Prospettive future: scenari e raccomandazioni per i telco
I prossimi anni saranno decisivi per come il direct-to-device si strutturerà. Serve che le telco si muovano con agilità: presidiare il processo di standardizzazione (come 3GPP Release 17 e successive), collaborare con costruttori di chip e produttori di dispositivi. Serve che le autorità nazionali e internazionali definiscano regole chiare su spettro, licenze, interoperabilità.

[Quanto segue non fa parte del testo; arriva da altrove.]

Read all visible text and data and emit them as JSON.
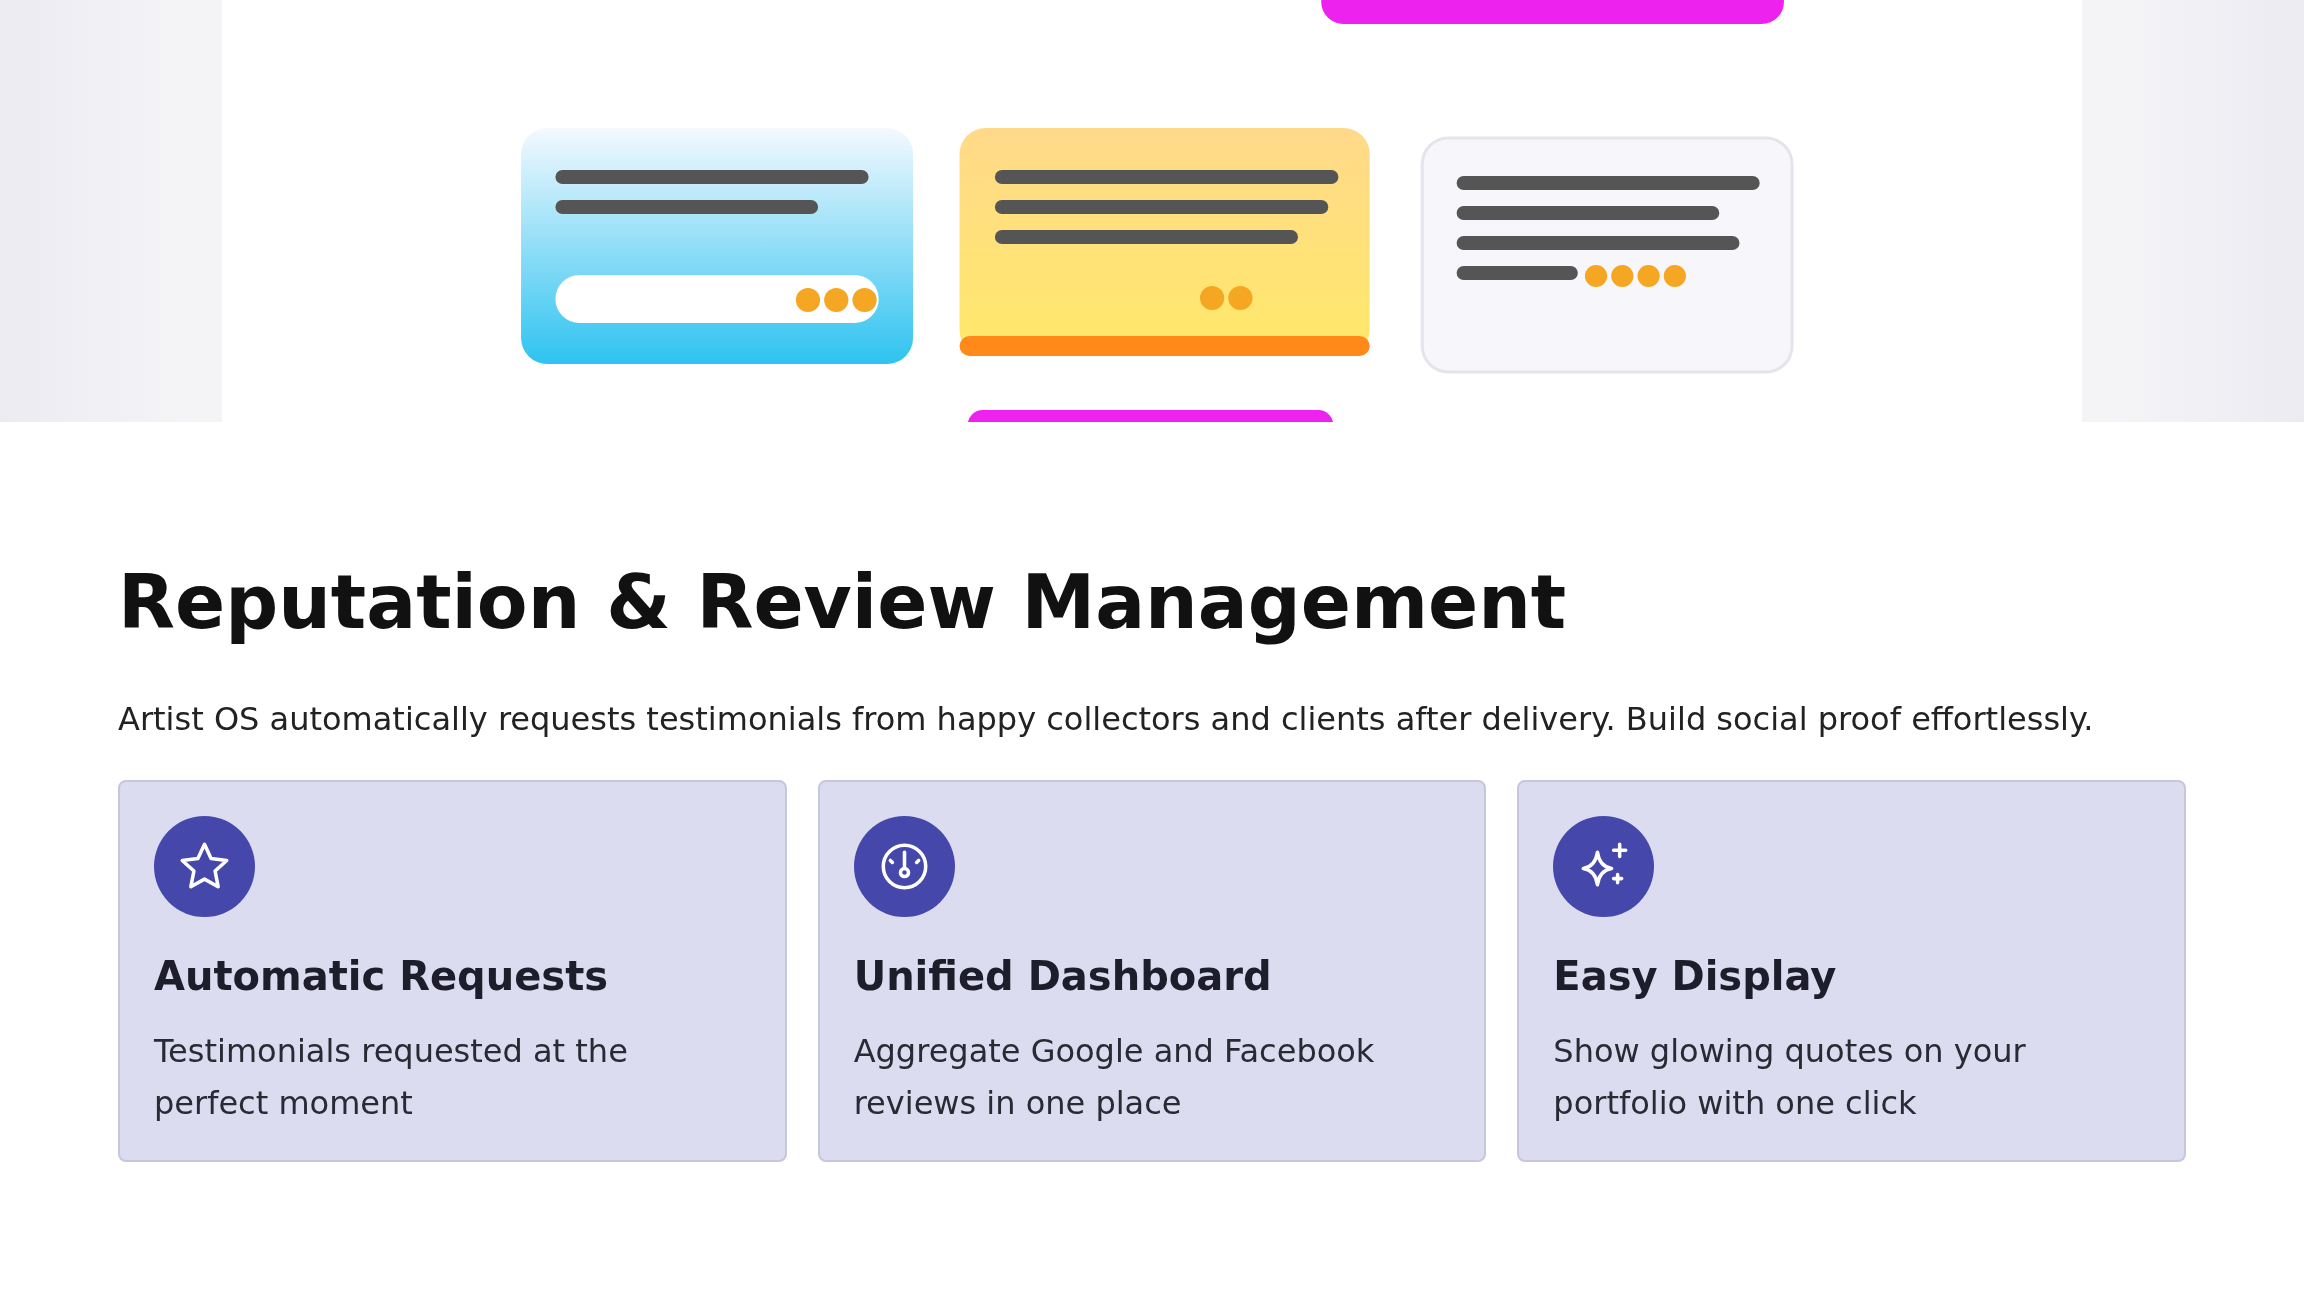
{
  "hero": {
    "kind": "illustration"
  },
  "section": {
    "title": "Reputation & Review Management",
    "description": "Artist OS automatically requests testimonials from happy collectors and clients after delivery. Build social proof effortlessly."
  },
  "features": [
    {
      "kind": "star",
      "title": "Automatic Requests",
      "text": "Testimonials requested at the perfect moment"
    },
    {
      "kind": "gauge",
      "title": "Unified Dashboard",
      "text": "Aggregate Google and Facebook reviews in one place"
    },
    {
      "kind": "sparkles",
      "title": "Easy Display",
      "text": "Show glowing quotes on your portfolio with one click"
    }
  ]
}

Le imprese devono valutare attentamente se investire direttamente in capacità satellitare, oppure stringere partnership con chi già dispone di infrastruttura, così da minimizzare rischi e costi iniziali. Deve essere chiaro che il tempo di adozione su vasta scala dipenderà anche dalla diffusione di smartphone compatibili, dai costi per l’utente finale, dall’efficienza nello sfruttare bande meno congestionate.
Per il sistema Paese, una strategia nazionale che integri la banda ultralarga terrestre con soluzioni non terrestri può accelerare la riduzione del digital divide. Le politiche pubbliche che incentivano investimenti in spettro e infrastruttura cloud‑satellite favoriranno competitività, innovazione e coesione territoriale.